Opening the book, she said, “343 pages of words.” She tossed the book onto her bed. She pulled out The Nero of Neptune and said, “238 pages of good, strong, words.” She tossed it. The book struck the bed and bounced. “For crying out loud, I’ve been published in Amazing Stories, Weird Tales, Galaxy, and Future!”
A breeze disturbed the sheets of blank paper on her desk. She returned to her chair and grabbed a pencil.
Outside, the robin chirped.
She threw the pencil at it and then grabbed another. At the top of the page she wrote the words future and Sam. “Bother.” She tapped the pencil on the page.
She wasn’t good at near future. She was good at far future: jammed airlocks on a super intelligent space station, gaseous beings on Pluto, slime monsters in the sewers of a post-apocalyptic Manhattan. Not churches crammed with people in tuxes and dresses—
“And white gowns.” She slumped. “And vows.”
A crisp black and white photo of Sam stood beside her typewriter. She lifted it. “And handsome grooms in black.”
She set the picture down. She tapped the pencil on her chin. “From the day we first met … no. I knew we would be … no.”
It must be perfect and special and cause those brown eyes to widen and those lips to smile and it must make him proud. “I vow to love no no no!”
The pencil flew out the window. It clattered on the sidewalk.
Ella leaned on her elbows and propped up her chin. She shut her eyes. On the radio, Miles Davis felt Blue in Green.
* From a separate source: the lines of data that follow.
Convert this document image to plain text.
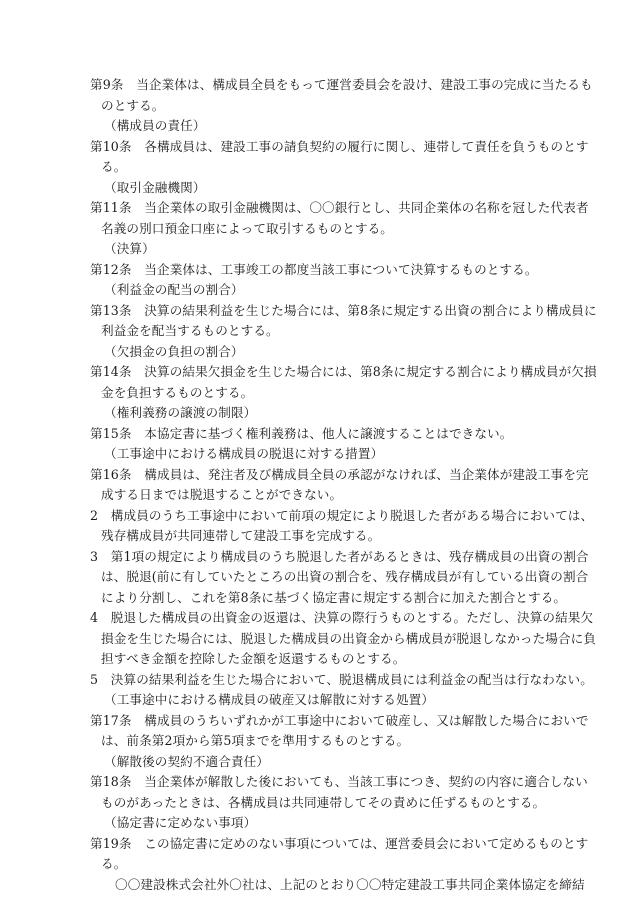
第9条　当企業体は、構成員全員をもって運営委員会を設け、建設工事の完成に当たるも
のとする。
（構成員の責任）
第10条　各構成員は、建設工事の請負契約の履行に関し、連帯して責任を負うものとす
る。
（取引金融機関）
第11条　当企業体の取引金融機関は、〇〇銀行とし、共同企業体の名称を冠した代表者
名義の別口預金口座によって取引するものとする。
（決算）
第12条　当企業体は、工事竣工の都度当該工事について決算するものとする。
（利益金の配当の割合）
第13条　決算の結果利益を生じた場合には、第8条に規定する出資の割合により構成員に
利益金を配当するものとする。
（欠損金の負担の割合）
第14条　決算の結果欠損金を生じた場合には、第8条に規定する割合により構成員が欠損
金を負担するものとする。
（権利義務の譲渡の制限）
第15条　本協定書に基づく権利義務は、他人に譲渡することはできない。
（工事途中における構成員の脱退に対する措置）
第16条　構成員は、発注者及び構成員全員の承認がなければ、当企業体が建設工事を完
成する日までは脱退することができない。
2　構成員のうち工事途中において前項の規定により脱退した者がある場合においては、
残存構成員が共同連帯して建設工事を完成する。
3　第1項の規定により構成員のうち脱退した者があるときは、残存構成員の出資の割合
は、脱退(前に有していたところの出資の割合を、残存構成員が有している出資の割合
により分割し、これを第8条に基づく協定書に規定する割合に加えた割合とする。
4　脱退した構成員の出資金の返還は、決算の際行うものとする。ただし、決算の結果欠
損金を生じた場合には、脱退した構成員の出資金から構成員が脱退しなかった場合に負
担すべき金額を控除した金額を返還するものとする。
5　決算の結果利益を生じた場合において、脱退構成員には利益金の配当は行なわない。
（工事途中における構成員の破産又は解散に対する処置）
第17条　構成員のうちいずれかが工事途中において破産し、又は解散した場合においで
は、前条第2項から第5項までを準用するものとする。
（解散後の契約不適合責任）
第18条　当企業体が解散した後においても、当該工事につき、契約の内容に適合しない
ものがあったときは、各構成員は共同連帯してその責めに任ずるものとする。
（協定書に定めない事項）
第19条　この協定書に定めのない事項については、運営委員会において定めるものとす
る。
〇〇建設株式会社外〇社は、上記のとおり〇〇特定建設工事共同企業体協定を締結
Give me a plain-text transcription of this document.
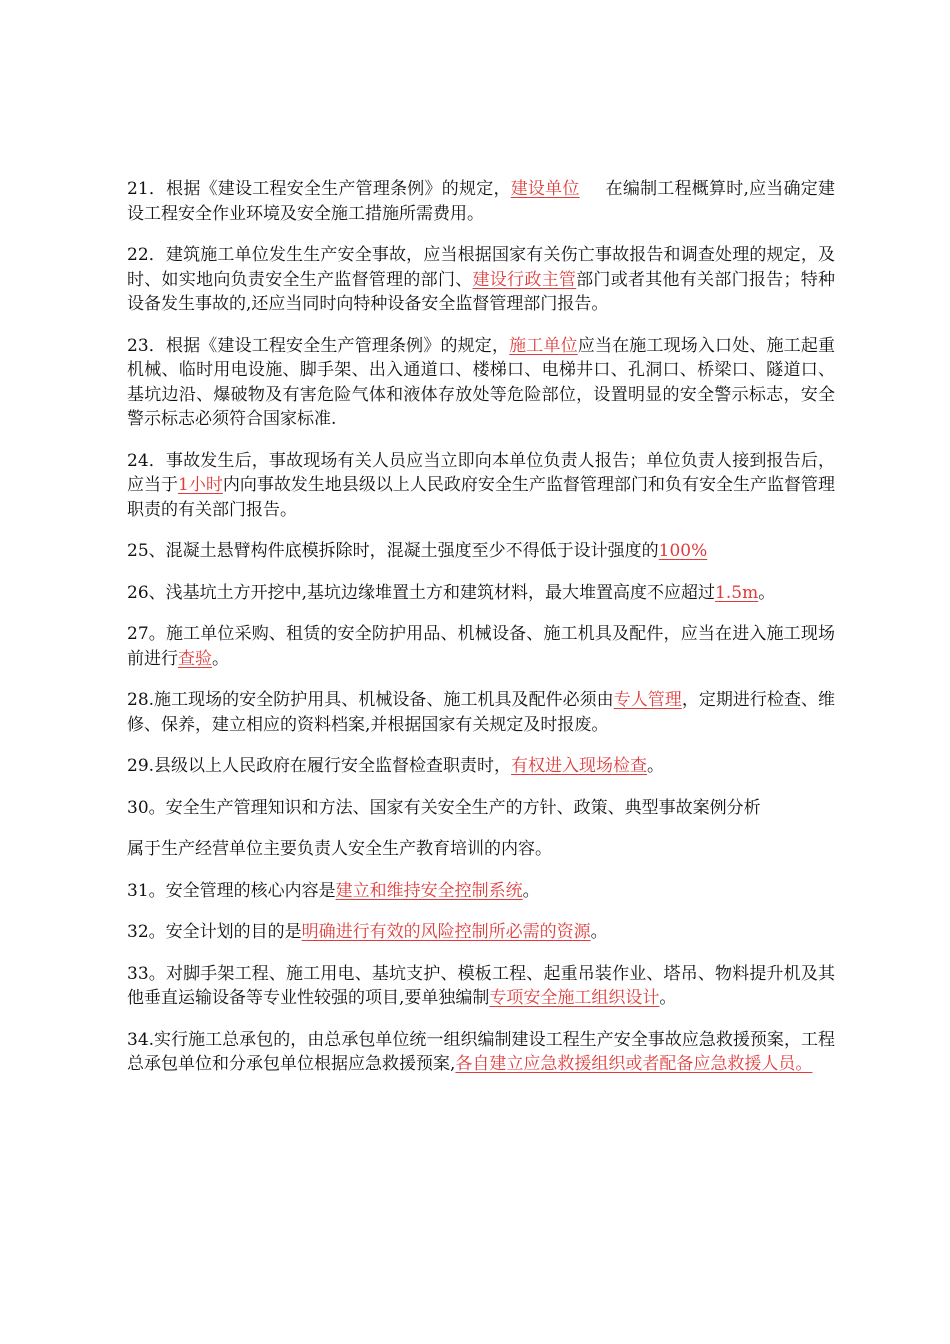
21．根据《建设工程安全生产管理条例》的规定，建设单位 在编制工程概算时,应当确定建设工程安全作业环境及安全施工措施所需费用。
22．建筑施工单位发生生产安全事故，应当根据国家有关伤亡事故报告和调查处理的规定，及时、如实地向负责安全生产监督管理的部门、建设行政主管部门或者其他有关部门报告；特种设备发生事故的,还应当同时向特种设备安全监督管理部门报告。
23．根据《建设工程安全生产管理条例》的规定，施工单位应当在施工现场入口处、施工起重机械、临时用电设施、脚手架、出入通道口、楼梯口、电梯井口、孔洞口、桥梁口、隧道口、基坑边沿、爆破物及有害危险气体和液体存放处等危险部位，设置明显的安全警示标志，安全警示标志必须符合国家标准.
24．事故发生后，事故现场有关人员应当立即向本单位负责人报告；单位负责人接到报告后，应当于1小时内向事故发生地县级以上人民政府安全生产监督管理部门和负有安全生产监督管理职责的有关部门报告。
25、混凝土悬臂构件底模拆除时，混凝土强度至少不得低于设计强度的100%
26、浅基坑土方开挖中,基坑边缘堆置土方和建筑材料，最大堆置高度不应超过1.5m。
27。施工单位采购、租赁的安全防护用品、机械设备、施工机具及配件，应当在进入施工现场前进行查验。
28.施工现场的安全防护用具、机械设备、施工机具及配件必须由专人管理，定期进行检查、维修、保养，建立相应的资料档案,并根据国家有关规定及时报废。
29.县级以上人民政府在履行安全监督检查职责时，有权进入现场检查。

30。安全生产管理知识和方法、国家有关安全生产的方针、政策、典型事故案例分析

属于生产经营单位主要负责人安全生产教育培训的内容。

31。安全管理的核心内容是建立和维持安全控制系统。
32。安全计划的目的是明确进行有效的风险控制所必需的资源。
33。对脚手架工程、施工用电、基坑支护、模板工程、起重吊装作业、塔吊、物料提升机及其他垂直运输设备等专业性较强的项目,要单独编制专项安全施工组织设计。
34.实行施工总承包的，由总承包单位统一组织编制建设工程生产安全事故应急救援预案，工程总承包单位和分承包单位根据应急救援预案,各自建立应急救援组织或者配备应急救援人员。
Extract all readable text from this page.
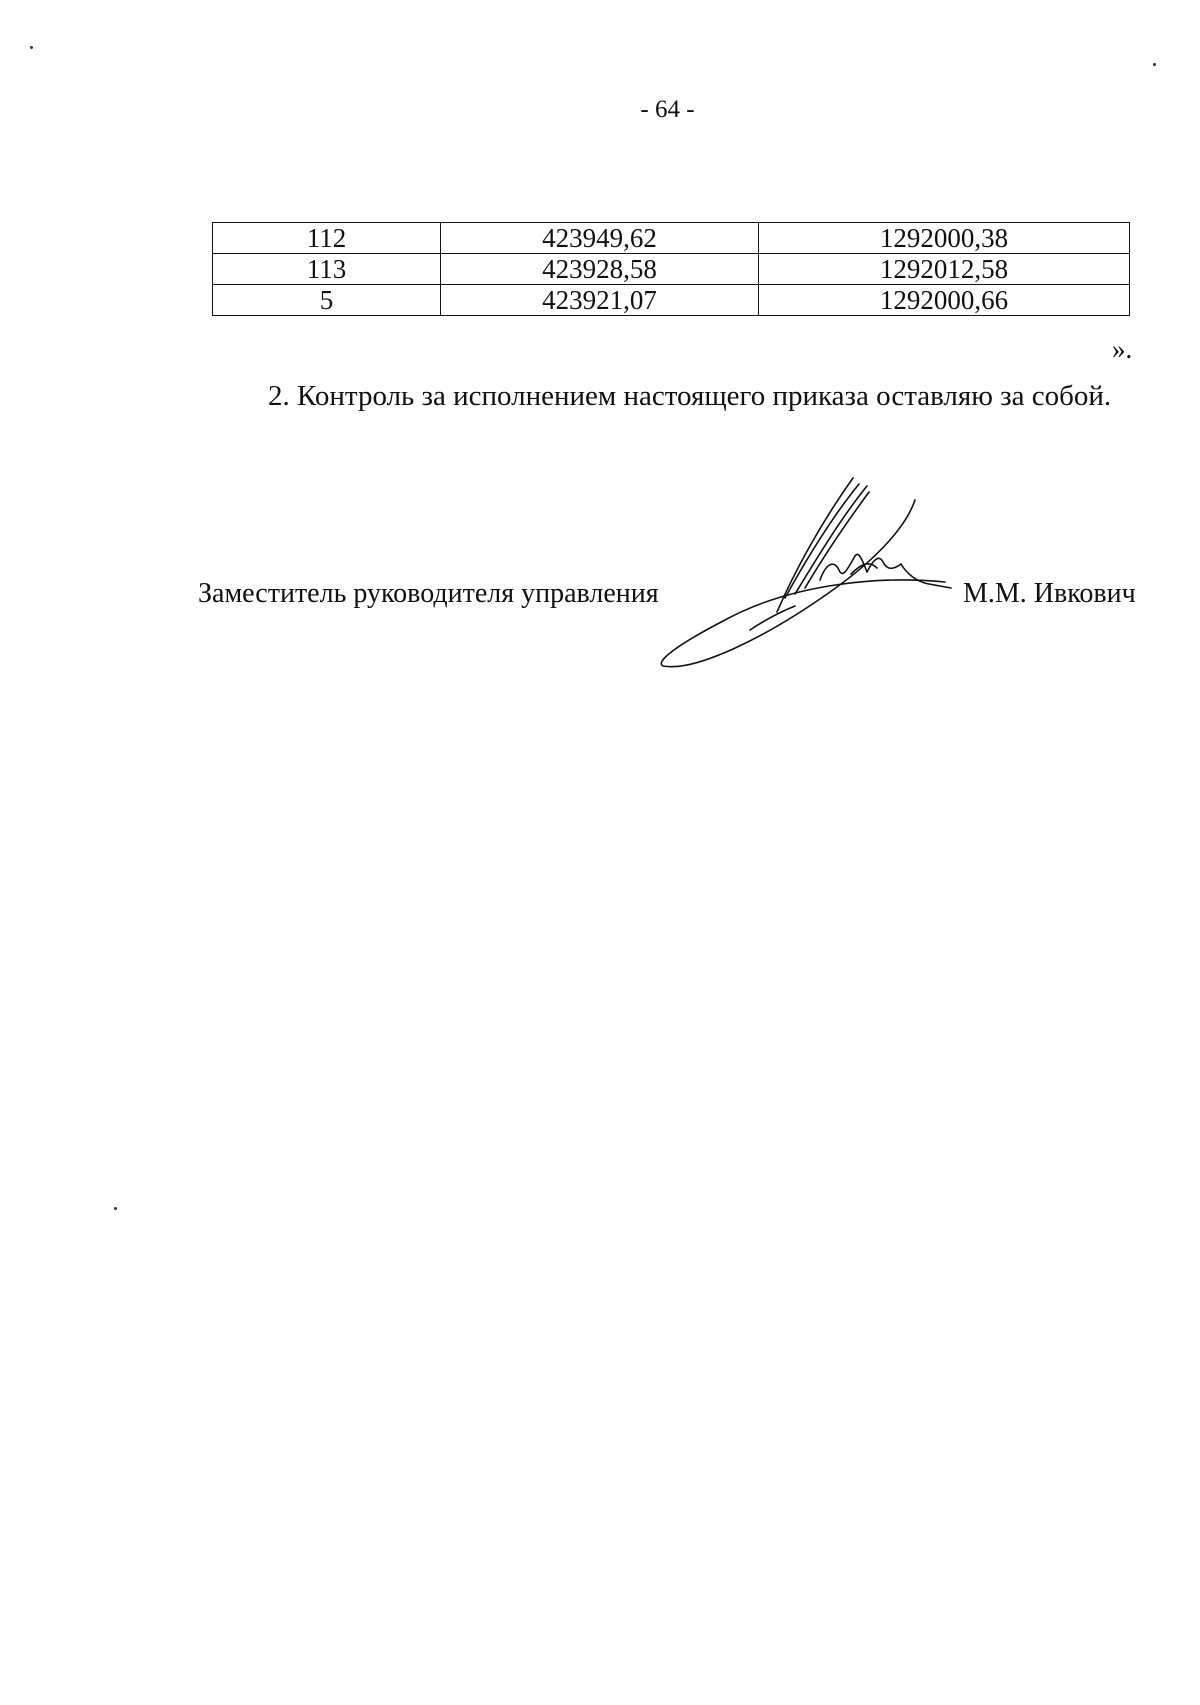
- 64 -
112	423949,62	1292000,38
113	423928,58	1292012,58
5	423921,07	1292000,66
».
2. Контроль за исполнением настоящего приказа оставляю за собой.
Заместитель руководителя управления	М.М. Ивкович
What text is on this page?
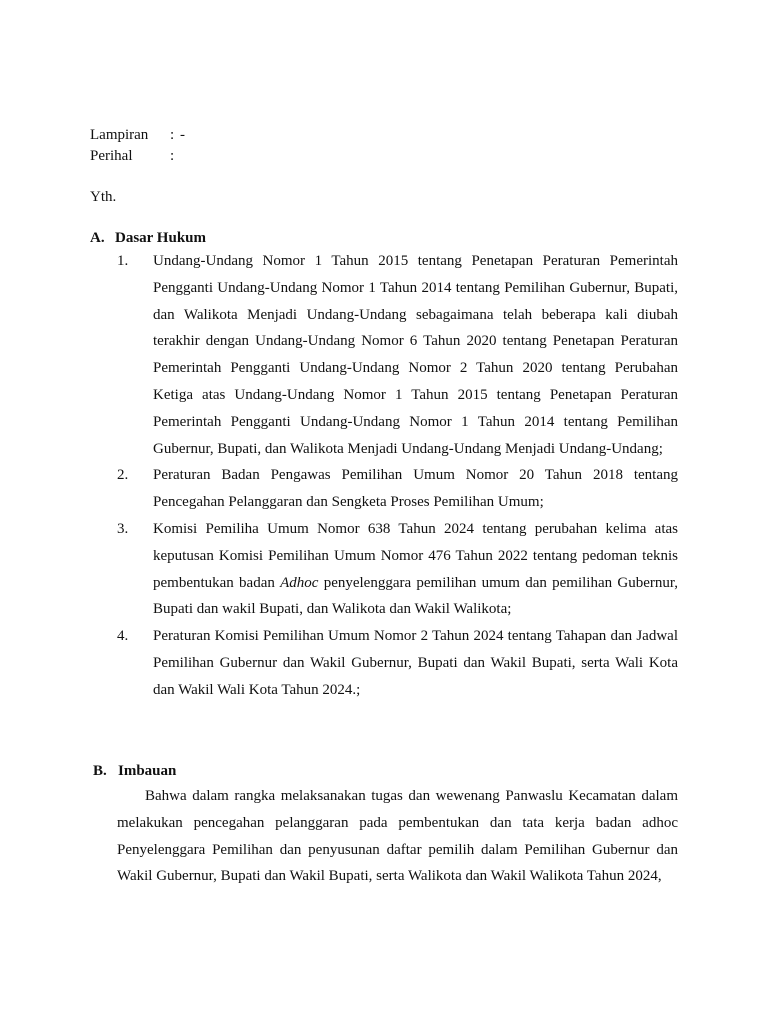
Lampiran : -
Perihal	:
Yth.
A. Dasar Hukum
1. Undang-Undang Nomor 1 Tahun 2015 tentang Penetapan Peraturan Pemerintah Pengganti Undang-Undang Nomor 1 Tahun 2014 tentang Pemilihan Gubernur, Bupati, dan Walikota Menjadi Undang-Undang sebagaimana telah beberapa kali diubah terakhir dengan Undang-Undang Nomor 6 Tahun 2020 tentang Penetapan Peraturan Pemerintah Pengganti Undang-Undang Nomor 2 Tahun 2020 tentang Perubahan Ketiga atas Undang-Undang Nomor 1 Tahun 2015 tentang Penetapan Peraturan Pemerintah Pengganti Undang-Undang Nomor 1 Tahun 2014 tentang Pemilihan Gubernur, Bupati, dan Walikota Menjadi Undang-Undang Menjadi Undang-Undang;
2. Peraturan Badan Pengawas Pemilihan Umum Nomor 20 Tahun 2018 tentang Pencegahan Pelanggaran dan Sengketa Proses Pemilihan Umum;
3. Komisi Pemiliha Umum Nomor 638 Tahun 2024 tentang perubahan kelima atas keputusan Komisi Pemilihan Umum Nomor 476 Tahun 2022 tentang pedoman teknis pembentukan badan Adhoc penyelenggara pemilihan umum dan pemilihan Gubernur, Bupati dan wakil Bupati, dan Walikota dan Wakil Walikota;
4. Peraturan Komisi Pemilihan Umum Nomor 2 Tahun 2024 tentang Tahapan dan Jadwal Pemilihan Gubernur dan Wakil Gubernur, Bupati dan Wakil Bupati, serta Wali Kota dan Wakil Wali Kota Tahun 2024.;
B. Imbauan

Bahwa dalam rangka melaksanakan tugas dan wewenang Panwaslu Kecamatan dalam melakukan pencegahan pelanggaran pada pembentukan dan tata kerja badan adhoc Penyelenggara Pemilihan dan penyusunan daftar pemilih dalam Pemilihan Gubernur dan Wakil Gubernur, Bupati dan Wakil Bupati, serta Walikota dan Wakil Walikota Tahun 2024,
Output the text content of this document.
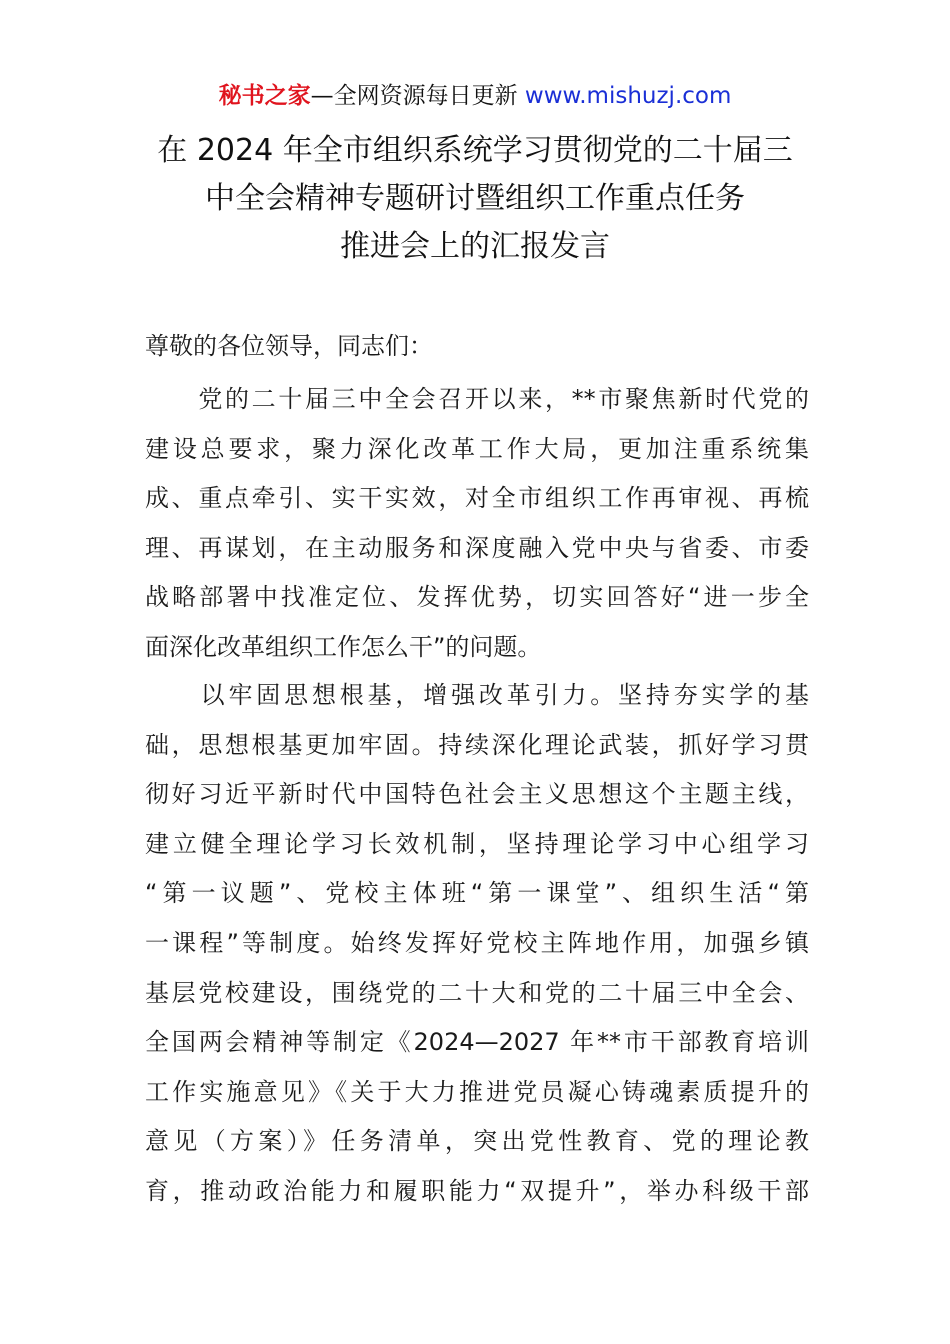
秘书之家—全网资源每日更新 www.mishuzj.com
在 2024 年全市组织系统学习贯彻党的二十届三
中全会精神专题研讨暨组织工作重点任务
推进会上的汇报发言
尊敬的各位领导，同志们：
　　党的二十届三中全会召开以来，**市聚焦新时代党的
建设总要求，聚力深化改革工作大局，更加注重系统集
成、重点牵引、实干实效，对全市组织工作再审视、再梳
理、再谋划，在主动服务和深度融入党中央与省委、市委
战略部署中找准定位、发挥优势，切实回答好“进一步全
面深化改革组织工作怎么干”的问题。
　　以牢固思想根基，增强改革引力。坚持夯实学的基
础，思想根基更加牢固。持续深化理论武装，抓好学习贯
彻好习近平新时代中国特色社会主义思想这个主题主线，
建立健全理论学习长效机制，坚持理论学习中心组学习
“第一议题”、党校主体班“第一课堂”、组织生活“第
一课程”等制度。始终发挥好党校主阵地作用，加强乡镇
基层党校建设，围绕党的二十大和党的二十届三中全会、
全国两会精神等制定《2024—2027 年**市干部教育培训
工作实施意见》《关于大力推进党员凝心铸魂素质提升的
意见（方案）》任务清单，突出党性教育、党的理论教
育，推动政治能力和履职能力“双提升”，举办科级干部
How did she feel about Sam? How did she feel. She opened her eyes and looked at his picture. He was tall and handsome and loved to dance and whispered in her ear when they danced. He read Jules Verne and D.C. Fontana. She loved him, of course. She saw babies in-between deadlines.
And in five days, she’d see him at the church with her white gown and his priest. And a congregation.
And blasted vows.
She plucked another pencil.
She touched the pencil to the page.
“I want to…”
The pencil started looking aerodynamic.
She paused at the word you. She swallowed her lower lip.
And then she had it. She had it!
* * *
The church was full. Sam stood before her in his black tux. She stood before him in her white gown. He held her hands, saying, “From the day we first met, I knew we would be together. I knew I wanted to be with you for the rest of my life.” He paused. “My dear bride; I vow to love you now. I vow to love you forever.”
Father Maxwell nodded. The congregation nodded. Ella’s mother and Sam’s mother started bawling in unison.
“And Ella?” Father Maxwell said. “Your vows?”
Ella nodded and breathed. She resisted the urge to swallow her lip. Pews creaked as the congregation leaned forward to listen.
“Sam,” she said, gazing into his eyes. She squeezed his hands. She smiled. “You will always give me writer’s block.”